Secondly, there is the working-class Catholic Irish demographic. Despite being heavily assimilated and bred-in to a considerable degree with the rest of the working class population, it still retains enough of an identity to strongly influence its political behaviour. This is the largest element of the Labour movement to have a distinct ethnic identity, and as such it tends to line up against Blairite tendencies, which are viewed as suspiciously post-imperial.

This brings these two groups together in odd ways. Leftist politicians closest to Muslim positions tend to be of Catholic Irish origin — the best example being George Galloway — or have close ties with the Catholic Irish community, such as Ken Livingstone, a long-term supporter of the IRA.

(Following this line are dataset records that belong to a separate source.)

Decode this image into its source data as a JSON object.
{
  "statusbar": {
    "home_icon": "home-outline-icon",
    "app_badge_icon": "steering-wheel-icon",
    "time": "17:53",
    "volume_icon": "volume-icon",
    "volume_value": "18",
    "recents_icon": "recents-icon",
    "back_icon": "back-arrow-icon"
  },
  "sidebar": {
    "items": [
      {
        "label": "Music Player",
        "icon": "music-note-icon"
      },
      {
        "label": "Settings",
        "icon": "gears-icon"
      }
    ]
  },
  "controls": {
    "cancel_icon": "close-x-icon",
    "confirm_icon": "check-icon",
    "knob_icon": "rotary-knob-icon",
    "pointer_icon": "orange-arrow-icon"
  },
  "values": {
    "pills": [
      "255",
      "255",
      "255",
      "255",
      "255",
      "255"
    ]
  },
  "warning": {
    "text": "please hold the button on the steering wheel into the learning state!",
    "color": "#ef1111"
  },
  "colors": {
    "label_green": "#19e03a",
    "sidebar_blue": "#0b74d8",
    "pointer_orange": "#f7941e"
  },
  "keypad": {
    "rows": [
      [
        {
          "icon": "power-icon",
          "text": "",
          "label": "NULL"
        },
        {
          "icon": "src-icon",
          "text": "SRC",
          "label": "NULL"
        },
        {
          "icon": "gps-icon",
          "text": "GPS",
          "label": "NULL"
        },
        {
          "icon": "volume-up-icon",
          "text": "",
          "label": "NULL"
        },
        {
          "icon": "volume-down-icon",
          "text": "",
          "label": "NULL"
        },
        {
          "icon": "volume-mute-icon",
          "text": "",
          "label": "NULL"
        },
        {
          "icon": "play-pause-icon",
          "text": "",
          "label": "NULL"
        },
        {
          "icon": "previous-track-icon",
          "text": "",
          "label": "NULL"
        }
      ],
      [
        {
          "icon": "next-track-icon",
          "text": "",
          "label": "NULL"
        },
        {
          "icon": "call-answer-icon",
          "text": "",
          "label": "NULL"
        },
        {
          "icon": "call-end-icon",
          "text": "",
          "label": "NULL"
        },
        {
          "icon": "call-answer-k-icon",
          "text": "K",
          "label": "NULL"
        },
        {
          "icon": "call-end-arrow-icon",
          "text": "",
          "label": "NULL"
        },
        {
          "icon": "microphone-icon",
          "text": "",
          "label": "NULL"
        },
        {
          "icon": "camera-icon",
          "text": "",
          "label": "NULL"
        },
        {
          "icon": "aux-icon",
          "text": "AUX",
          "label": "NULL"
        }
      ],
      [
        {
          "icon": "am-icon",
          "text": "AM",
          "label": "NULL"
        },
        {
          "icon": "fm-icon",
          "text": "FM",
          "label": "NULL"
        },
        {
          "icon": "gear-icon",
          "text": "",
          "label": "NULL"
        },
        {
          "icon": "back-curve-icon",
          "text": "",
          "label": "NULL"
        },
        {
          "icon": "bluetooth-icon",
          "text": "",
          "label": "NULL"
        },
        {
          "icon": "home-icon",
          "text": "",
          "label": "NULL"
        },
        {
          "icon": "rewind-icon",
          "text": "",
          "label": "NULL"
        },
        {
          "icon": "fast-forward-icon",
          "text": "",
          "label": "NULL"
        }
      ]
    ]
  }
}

Not only does Catholicism have its own anti- or counter-Semitic tradition, deeply enmeshed in working class Catholic culture, but the working class Catholics in the UK often see parallels between their own experience of “muh oppression” and that of Israel’s oppression of the Palestinians. This is made manifest at football matches featuring the fans of the “Scottish” club Glasgow Celtic, a club that was founded by Catholic friars in 1888. While their rivals, the Protestant fans of Glasgow Rangers, wave Israeli flags — highlighting the often observed affinity between Calvinism and Judaism — the Celtic fans wave Palestinian flags and idolize the heroes of the Palestinian struggle alongside the heroes of the IRA.

So, what does this all mean for Labour and its future prospects? The fact is that once ethnopolitics starts to happen, it becomes increasingly difficult to stop and get back to how things used to be. As Milo Yiannoopoulos observed in his recent presentation, “How to Destroy the Alt-Right,” the only way to stop ethnopolitics is to stop everyone having them. “Decide whether we want identity politics for everyone or for no-one,” was how he phrased it. The only thing is you don’t get to decide.

Disguising ethno-politics as something else — Blairism, for example — works for a while, but once the cat gets out of the bag and the toothpaste gets out of the tube, there is no going back. The only theoretical way is by a form of unilateral disarmament, getting one side to stand down first, which is more or less what Whites have unsuccessfully been trying for decades.

The best indication of the power and resilience of ethnopolitics is provided by the present state of the Labour Party. Remember, this is a political grouping founded on the belief that race is nothing and class is everything, a party staffed by people who have schooled themselves in doublethink and denial for decades. But despite this, they are powerless to prevent the machinations of ethno-politic pushing them down the road to unelectability and political irrelevance.

No doubt, many of them may be thinking that the only way to get back to where they once were is to burn down the party and start again. But even that will be no defence in a country waking up to the ethnocentric nature of politics in a multicultural society.